St. Louis residents who reported coronavirus shutdown violations are being harassed for it online: report

St. Louis, like many other cities in the U.S., has been shut down in response to the coronavirus pandemic. Officials have set up ways in which residents of Missouri’s largest city can report shutdown violations. And according to reporters for St. Louis’ KSDK TV Channel 5 (an NBC-affiliated station), some whistleblowers who have reported violations are being harassed for it on Facebook.
PJ Randhawa and Erin Richey of KSDK report, “A spree of social media posts this week warn that St. Louis County released the information it got from people who reported businesses in violation of the stay-at-home order.”
A Facebook post, according to Randhawa and Richey, reads, “Here ya go. The gallery of snitches, busybodies, and employees who rat out their own neighbors and employers over the panic-demic.”
One of the St. Louis residents who reported a shutdown violation, a woman named Patricia, told KSDK she didn’t expect to be harassed for it on Facebook and see her personal information posted online. Patricia, who suffers from lupus, noted that the spread of coronavirus could be especially dangerous for someone with her condition.
Randhawa and Richey report, “What Patricia did is exactly what St.
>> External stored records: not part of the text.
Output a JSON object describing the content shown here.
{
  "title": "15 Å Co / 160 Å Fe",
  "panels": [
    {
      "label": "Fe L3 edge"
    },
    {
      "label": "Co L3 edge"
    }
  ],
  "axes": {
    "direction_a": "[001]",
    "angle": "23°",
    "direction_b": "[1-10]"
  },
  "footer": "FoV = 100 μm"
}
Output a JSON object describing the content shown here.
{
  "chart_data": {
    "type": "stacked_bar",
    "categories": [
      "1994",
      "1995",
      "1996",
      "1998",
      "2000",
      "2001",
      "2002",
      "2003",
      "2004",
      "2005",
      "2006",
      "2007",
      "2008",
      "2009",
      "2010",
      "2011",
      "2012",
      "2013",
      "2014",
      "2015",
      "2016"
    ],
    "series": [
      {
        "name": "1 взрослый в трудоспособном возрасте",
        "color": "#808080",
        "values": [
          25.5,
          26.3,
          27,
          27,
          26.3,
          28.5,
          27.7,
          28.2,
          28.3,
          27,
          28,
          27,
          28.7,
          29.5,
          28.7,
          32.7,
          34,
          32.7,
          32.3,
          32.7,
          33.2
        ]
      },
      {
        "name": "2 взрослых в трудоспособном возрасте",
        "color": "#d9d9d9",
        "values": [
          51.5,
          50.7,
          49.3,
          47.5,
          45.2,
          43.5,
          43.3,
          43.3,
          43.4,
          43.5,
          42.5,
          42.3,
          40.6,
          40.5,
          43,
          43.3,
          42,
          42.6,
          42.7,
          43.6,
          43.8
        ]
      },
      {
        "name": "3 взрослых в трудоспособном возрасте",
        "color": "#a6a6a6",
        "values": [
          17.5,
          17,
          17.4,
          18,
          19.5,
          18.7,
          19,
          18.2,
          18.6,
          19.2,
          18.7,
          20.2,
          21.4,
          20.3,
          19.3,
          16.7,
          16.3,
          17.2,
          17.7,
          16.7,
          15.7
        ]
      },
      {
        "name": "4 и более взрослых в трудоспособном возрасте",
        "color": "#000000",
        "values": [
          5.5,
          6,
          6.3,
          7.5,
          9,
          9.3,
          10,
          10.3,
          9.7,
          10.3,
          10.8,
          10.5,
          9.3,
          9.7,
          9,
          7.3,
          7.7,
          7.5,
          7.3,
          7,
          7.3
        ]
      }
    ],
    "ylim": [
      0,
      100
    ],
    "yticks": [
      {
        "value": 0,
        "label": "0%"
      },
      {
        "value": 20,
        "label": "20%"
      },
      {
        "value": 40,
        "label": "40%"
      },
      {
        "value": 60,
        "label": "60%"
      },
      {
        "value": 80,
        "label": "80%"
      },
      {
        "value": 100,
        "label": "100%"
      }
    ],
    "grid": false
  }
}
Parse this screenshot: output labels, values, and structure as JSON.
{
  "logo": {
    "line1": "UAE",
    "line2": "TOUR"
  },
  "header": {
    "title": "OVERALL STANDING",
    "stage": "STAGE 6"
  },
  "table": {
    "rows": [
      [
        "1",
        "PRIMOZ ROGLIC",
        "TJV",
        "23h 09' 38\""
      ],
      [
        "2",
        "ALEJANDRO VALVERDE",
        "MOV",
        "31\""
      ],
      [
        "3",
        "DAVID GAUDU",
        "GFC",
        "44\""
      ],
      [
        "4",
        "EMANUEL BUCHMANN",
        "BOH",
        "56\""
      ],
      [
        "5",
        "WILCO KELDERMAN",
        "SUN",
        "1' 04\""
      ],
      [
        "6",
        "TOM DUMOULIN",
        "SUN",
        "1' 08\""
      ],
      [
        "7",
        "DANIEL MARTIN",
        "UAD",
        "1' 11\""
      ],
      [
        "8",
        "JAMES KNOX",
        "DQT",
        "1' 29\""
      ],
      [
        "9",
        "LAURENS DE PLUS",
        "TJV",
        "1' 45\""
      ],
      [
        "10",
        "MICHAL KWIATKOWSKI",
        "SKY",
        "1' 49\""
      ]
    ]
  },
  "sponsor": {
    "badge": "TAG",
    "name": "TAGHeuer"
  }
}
Louis County intended when it established two ways for people to submit tips on non-compliant businesses. County government announced the creation of an online form and a dedicated e-mail address for those tips in the last week of March. In a little over a week, those channels received more than 900 tips from the public, the released documents show. Among the complaints are employees and their family members asking for anonymity because they feared backlash from employers.”
Patricia told KSDK that after being abused for reporting a shutdown violation, she would feel unsafe doing it again.